Al Habsi, an economist at Ominvest, explained that CEPA establishes a clearer, rules-based structure for trade, services, and investment. This framework is expected to lower business costs and bolster investor confidence by providing greater visibility in policy.
She noted that what may seem like a "new openness" in the services sector is largely reflective of existing conditions within Oman’s investment regime. The agreement primarily aims to articulate this framework more explicitly for foreign investors. "Such visibility is crucial for credibility, investor confidence, and long-term planning," Al Habsi stated.
Furthermore, she suggested that CEPA could deepen Oman’s integration into India-linked value chains, thus offering strategic advantages as global trade becomes more fragmented. Companies are increasingly looking for reliable hubs that connect Asia, the Gulf, and Africa.
Addressing concerns regarding the headline of "100% foreign ownership," Al Habsi clarified that full foreign ownership is already permitted across various activities in Oman and should not be interpreted as a sudden policy change.
She emphasized that Omanisation and existing labor laws remain unaffected. Importantly, CEPA does not require labor inflows, with Oman retaining full control over visas, quotas, and employment policies.
However, Al Habsi identified two significant gaps that could hinder domestic benefits unless proactively managed through local execution.
First, the agreement does not explicitly connect market access with training, skills development, or technology transfer, leaving such outcomes reliant on domestic policy and investor decisions.
Second, she cautioned that certain sectors open to full foreign ownership often depend on expatriate labor while allowing unrestricted profit repatriation. This might marginalize small and medium-sized enterprises (SMEs) and weaken local income circulation if ownership, management, labor, and profits predominantly reside outside the domestic economy.
"CEPA is a comprehensive framework, not a shortcut," she concluded, adding that its impact on inclusive growth versus capital-only growth will ultimately depend on the actions of investors, business owners, and policy implementation.

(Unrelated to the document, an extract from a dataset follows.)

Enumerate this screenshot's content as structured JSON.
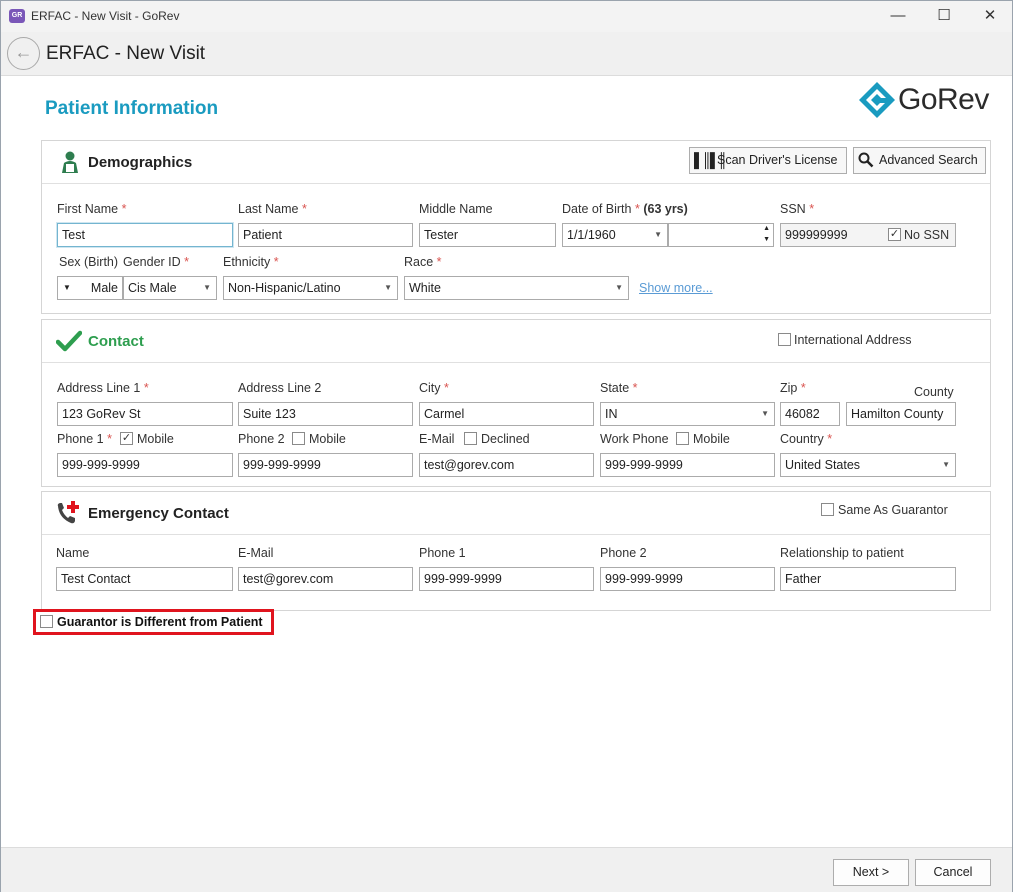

Special Analysis by Omanet | Navigate Oman’s Market
The Oman–India Comprehensive Economic Partnership Agreement (CEPA) presents significant opportunities for business growth and investment stability through improved clarity and reduced friction in trade practices. However, it simultaneously poses risks, particularly regarding the potential for crowding out local SMEs if foreign investment predominates without adequate focus on skills development and local reinvestment. Smart investors should prioritize aligning their strategies with Oman’s socio-economic goals to ensure sustainable profit generation and collective growth.